On Fri, May 13, 2022 at 2:35 PM Tom Mitchell <niftyfedora@niftyegg.com> wrote:
On Tue, May 10, 2022 at 8:21 AM home user <mattisonw@comcast.net> wrote:
>
> Good morning,
>
> I have about 240 microsoft office word 2010 documents, all 9+ years old,
> that I'm converting to LibreOffice Writer in Fedora-35.  I'm having to
> do this in 3 steps

Add a 4th step to your checklist.
Backup and  transfer the fonts you legally own to durable media
and install them as needed.

You rarely "own" fonts.  Licenses for commercial fonts may allow backups, 
but only for recovery on the system where they were first installed.  

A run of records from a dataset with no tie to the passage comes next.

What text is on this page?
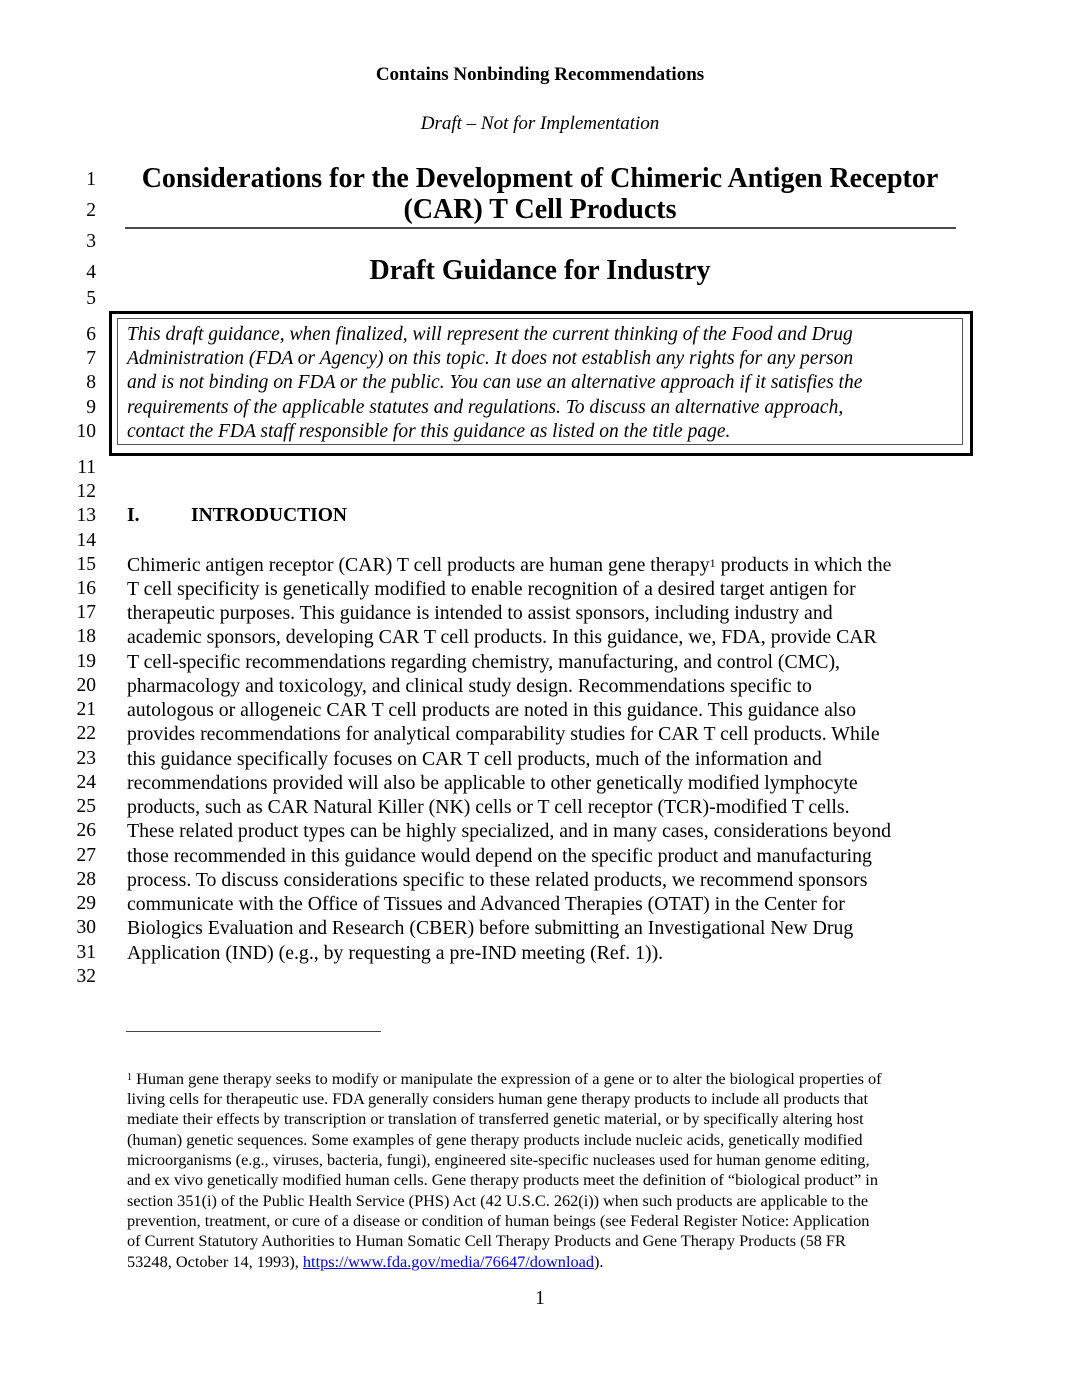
Contains Nonbinding Recommendations
Draft – Not for Implementation
1
2
3
4
5
6
7
8
9
10
11
12
13
14
15
16
17
18
19
20
21
22
23
24
25
26
27
28
29
30
31
32
Considerations for the Development of Chimeric Antigen Receptor
(CAR) T Cell Products
Draft Guidance for Industry
This draft guidance, when finalized, will represent the current thinking of the Food and Drug
Administration (FDA or Agency) on this topic. It does not establish any rights for any person
and is not binding on FDA or the public. You can use an alternative approach if it satisfies the
requirements of the applicable statutes and regulations. To discuss an alternative approach,
contact the FDA staff responsible for this guidance as listed on the title page.
I.	INTRODUCTION
Chimeric antigen receptor (CAR) T cell products are human gene therapy$^1$ products in which the
T cell specificity is genetically modified to enable recognition of a desired target antigen for
therapeutic purposes. This guidance is intended to assist sponsors, including industry and
academic sponsors, developing CAR T cell products. In this guidance, we, FDA, provide CAR
T cell-specific recommendations regarding chemistry, manufacturing, and control (CMC),
pharmacology and toxicology, and clinical study design. Recommendations specific to
autologous or allogeneic CAR T cell products are noted in this guidance. This guidance also
provides recommendations for analytical comparability studies for CAR T cell products. While
this guidance specifically focuses on CAR T cell products, much of the information and
recommendations provided will also be applicable to other genetically modified lymphocyte
products, such as CAR Natural Killer (NK) cells or T cell receptor (TCR)-modified T cells.
These related product types can be highly specialized, and in many cases, considerations beyond
those recommended in this guidance would depend on the specific product and manufacturing
process. To discuss considerations specific to these related products, we recommend sponsors
communicate with the Office of Tissues and Advanced Therapies (OTAT) in the Center for
Biologics Evaluation and Research (CBER) before submitting an Investigational New Drug
Application (IND) (e.g., by requesting a pre-IND meeting (Ref. 1)).
$^1$ Human gene therapy seeks to modify or manipulate the expression of a gene or to alter the biological properties of
living cells for therapeutic use. FDA generally considers human gene therapy products to include all products that
mediate their effects by transcription or translation of transferred genetic material, or by specifically altering host
(human) genetic sequences. Some examples of gene therapy products include nucleic acids, genetically modified
microorganisms (e.g., viruses, bacteria, fungi), engineered site-specific nucleases used for human genome editing,
and ex vivo genetically modified human cells. Gene therapy products meet the definition of “biological product” in
section 351(i) of the Public Health Service (PHS) Act (42 U.S.C. 262(i)) when such products are applicable to the
prevention, treatment, or cure of a disease or condition of human beings (see Federal Register Notice: Application
of Current Statutory Authorities to Human Somatic Cell Therapy Products and Gene Therapy Products (58 FR
53248, October 14, 1993), https://www.fda.gov/media/76647/download).
1
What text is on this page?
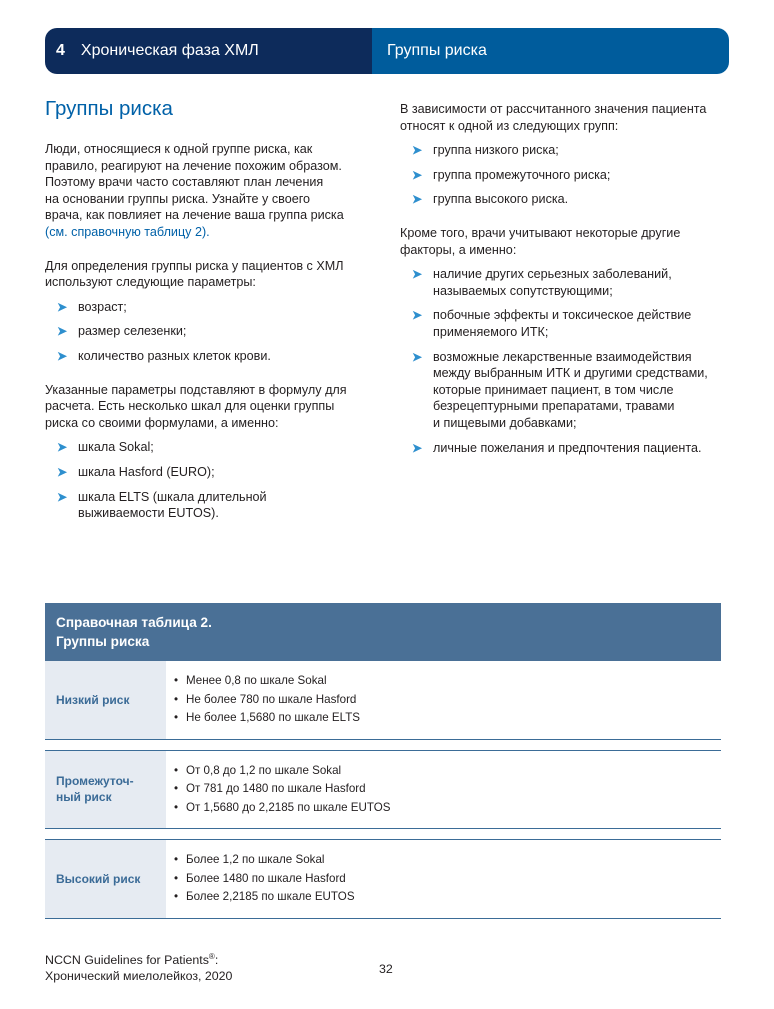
4 Хроническая фаза ХМЛ	Группы риска
Группы риска

Люди, относящиеся к одной группе риска, как
правило, реагируют на лечение похожим образом.
Поэтому врачи часто составляют план лечения
на основании группы риска. Узнайте у своего
врача, как повлияет на лечение ваша группа риска
(см. справочную таблицу 2).

Для определения группы риска у пациентов с ХМЛ
используют следующие параметры:

➤ возраст;
➤ размер селезенки;
➤ количество разных клеток крови.

Указанные параметры подставляют в формулу для
расчета. Есть несколько шкал для оценки группы
риска со своими формулами, а именно:

➤ шкала Sokal;
➤ шкала Hasford (EURO);
➤ шкала ELTS (шкала длительной
выживаемости EUTOS).

В зависимости от рассчитанного значения пациента
относят к одной из следующих групп:

➤ группа низкого риска;
➤ группа промежуточного риска;
➤ группа высокого риска.

Кроме того, врачи учитывают некоторые другие
факторы, а именно:

➤ наличие других серьезных заболеваний,
называемых сопутствующими;
➤ побочные эффекты и токсическое действие
применяемого ИТК;
➤ возможные лекарственные взаимодействия
между выбранным ИТК и другими средствами,
которые принимает пациент, в том числе
безрецептурными препаратами, травами
и пищевыми добавками;
➤ личные пожелания и предпочтения пациента.
Справочная таблица 2.
Группы риска
Низкий риск
• Менее 0,8 по шкале Sokal
• Не более 780 по шкале Hasford
• Не более 1,5680 по шкале ELTS
Промежуточ-
ный риск
• От 0,8 до 1,2 по шкале Sokal
• От 781 до 1480 по шкале Hasford
• От 1,5680 до 2,2185 по шкале EUTOS
Высокий риск
• Более 1,2 по шкале Sokal
• Более 1480 по шкале Hasford
• Более 2,2185 по шкале EUTOS
NCCN Guidelines for Patients®:
Хронический миелолейкоз, 2020
32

Quoting <https://docs.microsoft.com/en-us/typography/fonts/font-faq>:
"Apart from the document embedding rights described previously, 
you may not redistribute the Windows fonts. You may not copy 
them to other computers or servers, and you may not convert 
them to other formats, including bitmap formats, or modify them."
 
It may be as simple as navigating to C:\Windows\Fonts, and then
copying the font files 
to a USB disk and then installing them locally on another machine.
Adobe fonts are often constrained so look for and use ones that are not.
TeX fonts are another source of confusion and opportunity.
Apple fonts seem to be favorites of managers.

Font formats add additional confusion, both display and print, watch
for pix map fonts that do not scale for your display.

Font technology has been evolving to support more languages, etc.
You should not expect arbitrary fonts installed in previous Windows 
versions to be supported in current versions.   I hope that future MS 
Word will import legacy documents using some hidden conversion 
process, but in the past manual cleanup has been required.